(PREFACE: I know, this problem has been talked about a hundred of times, but I still don't understand it)
I am trying to load a html-page and output the text, even though I am getting the webpage correctly, BeautifulSoup destroys somehow the encoding of accented characters which are not part of the first 127 ASCII-characters:
# -*- coding: utf-8 -*-
import sys
from urllib import urlencode
from urlparse import parse_qsl
import re
import urlparse
import json
import urllib
from bs4 import BeautifulSoup
url = "http://www.rtve.es/alacarta/interno/contenttable.shtml?ctx=29010&locale=es&module=&orderCriteria=DESC&pageSize=15&mode=TEXT&seasonFilter=40015"
html=urllib2.urlopen(url).read()
soup = BeautifulSoup(html)
div = soup.find_all("span", class_="detalle")
capitulo_detalle = div[0].text (doesn't work, capitulo_detalle is type str with utf-8, div[0].tex is type unicode)
Output of div[0].text
should be something like:
Sátur se dirige al sur en busca de Estuarda y Gabi, pero un compañero de viaje inesperado hará que cambie de rumbo. Los hombres de Juan siguen presos. El enemigo comienza a realizar ejecuciones. Águila Roja tiene...
But the result I get is:
u'S\xe1tur se dirige al sur en busca de Estuarda y Gabi, pero un compa\xf1ero de viaje inesperado har\xe1 que cambie de rumbo. Los hombres de Juan siguen presos . El enemigo comienza a realizar ejecuciones. \xc1guila Roja tiene...'
--> What do I have to change to get the 'right' characters?

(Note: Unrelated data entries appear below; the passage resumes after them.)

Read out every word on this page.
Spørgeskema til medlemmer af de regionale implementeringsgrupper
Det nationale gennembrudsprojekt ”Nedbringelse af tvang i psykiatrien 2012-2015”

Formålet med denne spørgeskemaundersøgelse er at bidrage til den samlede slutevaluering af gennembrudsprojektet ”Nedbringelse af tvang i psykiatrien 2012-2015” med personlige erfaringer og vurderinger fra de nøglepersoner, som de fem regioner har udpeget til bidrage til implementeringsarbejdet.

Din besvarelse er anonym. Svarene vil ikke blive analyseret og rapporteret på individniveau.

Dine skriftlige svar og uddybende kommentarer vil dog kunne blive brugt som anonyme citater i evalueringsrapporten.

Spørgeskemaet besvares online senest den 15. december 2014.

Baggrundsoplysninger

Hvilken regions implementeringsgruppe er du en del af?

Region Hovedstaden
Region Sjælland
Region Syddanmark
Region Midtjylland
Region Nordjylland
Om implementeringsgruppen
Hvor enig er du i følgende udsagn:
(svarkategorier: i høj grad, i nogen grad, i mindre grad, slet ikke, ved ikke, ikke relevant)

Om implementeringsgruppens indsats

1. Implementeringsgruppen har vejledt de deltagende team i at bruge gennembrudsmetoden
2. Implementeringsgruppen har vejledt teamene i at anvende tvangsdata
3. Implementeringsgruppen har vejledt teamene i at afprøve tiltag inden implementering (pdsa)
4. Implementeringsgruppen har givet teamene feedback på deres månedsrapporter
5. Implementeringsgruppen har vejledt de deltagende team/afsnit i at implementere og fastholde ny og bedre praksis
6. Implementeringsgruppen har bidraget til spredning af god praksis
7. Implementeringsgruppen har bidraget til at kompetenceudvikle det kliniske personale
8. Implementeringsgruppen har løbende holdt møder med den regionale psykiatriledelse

I know it must be a duplicate of these questions, but the answers doesn't seem to work here: Python and BeautifulSoup encoding issues How to correctly parse UTF-8 encoded HTML to Unicode strings with BeautifulSoup?
I also read the typical documentations about unicode, utf-8, ascii, e.g. https://docs.python.org/3/howto/unicode.html, obviously without success...